Doig, a native of Montana, has been celebrating the natural beauty of his state and depicting the pleasures and challenges of frontier life for many years now in books like 'This House of Sky' and 'English Creek'. Here he returns to Montana to deal with these signature themes once again, with very satisfying results. Set in the early 1900s, this novel is a nostalgic, bittersweet story about a widower, his three sons, and the year these boys spend in a one-room country schoolhouse. The novel begins with the father, Oliver; hiring a widowed housekeeper named Rose from Minneapolis (her advertisement reads "Can't Cook but Doesn't Bite").
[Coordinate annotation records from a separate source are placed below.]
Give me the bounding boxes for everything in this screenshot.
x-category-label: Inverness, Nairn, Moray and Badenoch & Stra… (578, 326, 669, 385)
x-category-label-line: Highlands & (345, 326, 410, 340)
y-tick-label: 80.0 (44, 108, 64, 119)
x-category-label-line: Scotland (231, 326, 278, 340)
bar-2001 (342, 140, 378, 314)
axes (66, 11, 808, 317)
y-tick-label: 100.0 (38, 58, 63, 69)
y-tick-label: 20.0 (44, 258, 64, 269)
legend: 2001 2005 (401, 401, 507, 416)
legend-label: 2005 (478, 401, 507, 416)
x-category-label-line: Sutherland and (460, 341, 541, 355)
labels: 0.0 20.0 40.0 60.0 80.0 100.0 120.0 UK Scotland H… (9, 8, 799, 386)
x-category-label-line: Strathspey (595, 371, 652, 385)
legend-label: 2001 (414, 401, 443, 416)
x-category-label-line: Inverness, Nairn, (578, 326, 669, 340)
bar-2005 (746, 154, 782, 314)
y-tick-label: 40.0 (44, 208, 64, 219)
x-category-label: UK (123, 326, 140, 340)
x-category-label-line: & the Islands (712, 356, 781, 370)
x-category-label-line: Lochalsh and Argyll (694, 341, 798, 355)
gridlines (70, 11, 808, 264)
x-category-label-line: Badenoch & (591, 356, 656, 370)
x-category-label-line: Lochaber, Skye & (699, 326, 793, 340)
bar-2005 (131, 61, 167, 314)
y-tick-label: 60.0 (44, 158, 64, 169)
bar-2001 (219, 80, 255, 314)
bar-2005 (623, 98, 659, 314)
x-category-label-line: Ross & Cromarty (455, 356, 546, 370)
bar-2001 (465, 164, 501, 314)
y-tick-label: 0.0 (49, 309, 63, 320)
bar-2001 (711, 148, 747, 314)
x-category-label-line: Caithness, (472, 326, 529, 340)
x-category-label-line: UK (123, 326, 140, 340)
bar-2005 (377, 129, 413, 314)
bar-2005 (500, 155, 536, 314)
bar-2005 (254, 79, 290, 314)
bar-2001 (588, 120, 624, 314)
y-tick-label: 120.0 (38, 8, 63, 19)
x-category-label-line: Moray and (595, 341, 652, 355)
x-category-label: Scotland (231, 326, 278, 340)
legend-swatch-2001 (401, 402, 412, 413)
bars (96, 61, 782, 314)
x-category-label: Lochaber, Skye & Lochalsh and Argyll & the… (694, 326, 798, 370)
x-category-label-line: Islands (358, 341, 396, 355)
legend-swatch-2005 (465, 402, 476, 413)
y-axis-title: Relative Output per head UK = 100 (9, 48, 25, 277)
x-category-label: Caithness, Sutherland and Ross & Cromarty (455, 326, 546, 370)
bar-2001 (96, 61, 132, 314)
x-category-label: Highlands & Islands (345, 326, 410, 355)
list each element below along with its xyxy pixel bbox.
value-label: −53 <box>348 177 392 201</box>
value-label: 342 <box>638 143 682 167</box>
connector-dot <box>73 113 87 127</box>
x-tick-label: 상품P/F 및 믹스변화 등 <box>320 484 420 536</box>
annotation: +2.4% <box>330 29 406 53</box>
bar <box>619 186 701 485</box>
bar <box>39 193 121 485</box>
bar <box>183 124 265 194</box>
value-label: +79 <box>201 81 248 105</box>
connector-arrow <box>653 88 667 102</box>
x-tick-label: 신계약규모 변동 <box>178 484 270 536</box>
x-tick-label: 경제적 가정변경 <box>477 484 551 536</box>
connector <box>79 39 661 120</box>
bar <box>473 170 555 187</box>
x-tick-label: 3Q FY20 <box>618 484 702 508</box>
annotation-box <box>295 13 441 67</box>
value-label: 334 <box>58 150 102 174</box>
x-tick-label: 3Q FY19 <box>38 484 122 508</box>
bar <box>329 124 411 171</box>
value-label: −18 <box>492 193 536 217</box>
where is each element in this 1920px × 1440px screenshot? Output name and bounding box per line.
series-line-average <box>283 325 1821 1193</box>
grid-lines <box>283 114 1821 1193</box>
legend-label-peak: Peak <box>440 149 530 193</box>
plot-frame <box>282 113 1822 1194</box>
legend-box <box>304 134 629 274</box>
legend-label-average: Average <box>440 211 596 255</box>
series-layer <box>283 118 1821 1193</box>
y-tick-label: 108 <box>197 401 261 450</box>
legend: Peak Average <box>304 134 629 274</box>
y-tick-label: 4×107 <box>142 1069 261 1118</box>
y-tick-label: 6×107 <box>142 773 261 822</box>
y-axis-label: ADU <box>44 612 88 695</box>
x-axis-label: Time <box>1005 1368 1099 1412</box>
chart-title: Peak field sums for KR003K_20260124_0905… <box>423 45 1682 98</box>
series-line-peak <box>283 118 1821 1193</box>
She arrives with her unconventional brother, Morrie, in tow. Morrie is something of a scholar, and he soon finds himself pressed into service as a replacement teacher. During the course of the novel, these intriguing and unpredictable characters come together in surprising and uplifting ways. This is an affectionate, heartwarming tale that also celebrates a vanished way of life and laments its passing.

The Diezmo
Rick Bass
Houghton Mifflin Company; June 2006

In the early days of the Republic of Texas, two young men, wild for glory, impulsively volunteer for an expedition Sam Houston has ordered to patrol the Mexican border. But the dreams of triumph soon fade into prayers for survival when all that is on their minds is getting home and having a cool drink of water. After being captured in a raid on the Mexican village of Mier, escaping, and being recaptured, the men of the expedition are punished with the terrible diezmo, in which one man in ten must die. The survivors end up in the most dreaded prison in Mexico. There they become pawns in an international chess game being played to decide the fate of Texas, and, with their hopes of release all but extinguished, they make one last-ditch, desperate effort to escape. Based on the Mier Expedition, this is one of the most absurd and tragic military adventures in the history of Texasa country and a state, as Rick Bass writes, that was "born in blood."

The Foreign Correspondent
Alan Furst
Random House Publishing Group; May 2006

Even before the outbreak of World War II, hundreds of Italian intellectuals and journalists fled to Paris to escape Mussolini's tyranny. As they formed resistance groups and founded clandestine newspapers, spies from nations friendly and hostile moved freely in their midst. Alan Furst's spy novel The Foreign Correspondent is set in this perilous period of transition. Title character Carlo Weisz doubles as a Reuter's stringer and the editor of an underground antifascist newspaper. But even his cover job offers no security: In these dangerous times, any journalist is fair game.